Andrew Lipow, president of Lipow Oil Associates, remarked, "Employers are delaying the return of their employees back to the office and that will impact the return of gasoline demand."
Gene McGillian, vice president of research at Tradition Energy, added, "This week the market pushed through a 3 1/2 month high, and then all the sudden reporting about new cases seemed to break the back of the rally.
"We have record amounts of oil and fuel in storage and still uncertainty about demand going forward."
Even though breakthroughs in treatment and vaccine development strongly suggest that Covid will soon be a nasty memory, the pandemic is being cited as a reason energy companies are changing their investment decisions.
Jennifer Rowland, an analyst at Edward D. Jones & Co., explained, “Some companies are starting to make investment decisions today and starting to pivot either towards shorter-cycle projects like shale or pivot towards renewables.”
BP has already stated that production will decline in the long term and whatever is pumped in 2050 “will have to be de-carbonized”; and Total SA has already started its pivot to renewables.
But for the short term at least, traders along with the general public will continue to be influenced by the undue fear being generated by news media with regards to the new infection and the virus itself.

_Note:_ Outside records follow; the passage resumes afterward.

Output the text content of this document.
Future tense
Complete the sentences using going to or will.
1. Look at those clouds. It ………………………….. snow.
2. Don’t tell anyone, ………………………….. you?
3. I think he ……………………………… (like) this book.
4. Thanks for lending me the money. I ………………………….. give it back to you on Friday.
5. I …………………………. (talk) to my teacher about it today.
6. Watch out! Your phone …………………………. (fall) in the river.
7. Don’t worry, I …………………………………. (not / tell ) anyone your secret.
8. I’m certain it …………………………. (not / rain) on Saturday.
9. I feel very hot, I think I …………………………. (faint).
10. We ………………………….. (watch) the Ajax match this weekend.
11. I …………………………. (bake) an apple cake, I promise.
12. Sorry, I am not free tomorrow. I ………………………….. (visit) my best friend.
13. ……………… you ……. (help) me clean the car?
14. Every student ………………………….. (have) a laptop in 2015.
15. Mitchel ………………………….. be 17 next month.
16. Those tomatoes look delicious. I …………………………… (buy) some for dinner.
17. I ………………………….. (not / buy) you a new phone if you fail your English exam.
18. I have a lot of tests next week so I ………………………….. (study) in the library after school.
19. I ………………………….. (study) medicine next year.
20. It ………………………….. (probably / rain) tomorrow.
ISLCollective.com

As usual, Friday saw startling disclosures about the virus from world-leading sources that were all but buried in the press's haste to deliver and pontificate over the rising Covid infection numbers: for example, data compiled by Oxford University revealed that patients in hospital with the disease (the majority of these people being the elderly with underlying medical conditions) are four times less likely to die now than they were in April.
The improvement is being credited on better treatment methods.
Also debunking another fallacy stoked by media on Friday was news that British researchers analyzed data on 582 youths aged three days to 18 years who sought care for coronavirus across Europe; some 62 percent were admitted to hospital but only 8 percent required intensive care and fewer than 1 percent died.
Dr Marc Tebruegge of the Imperial College London said, “Our study provides the most comprehensive overview of Covid-19 in children and adolescents to date....the vast majority of children and young people experience only mild disease."
Finally, AstraZeneca’s experimental vaccine has become the most advanced of many in development, with the British drug maker having begun large-scale, mid-stage human trials and signing its tenth supply and manufacturing deal; Moderna is said to be in close second among more than 200 candidates, 15 of which have entered clinical trials.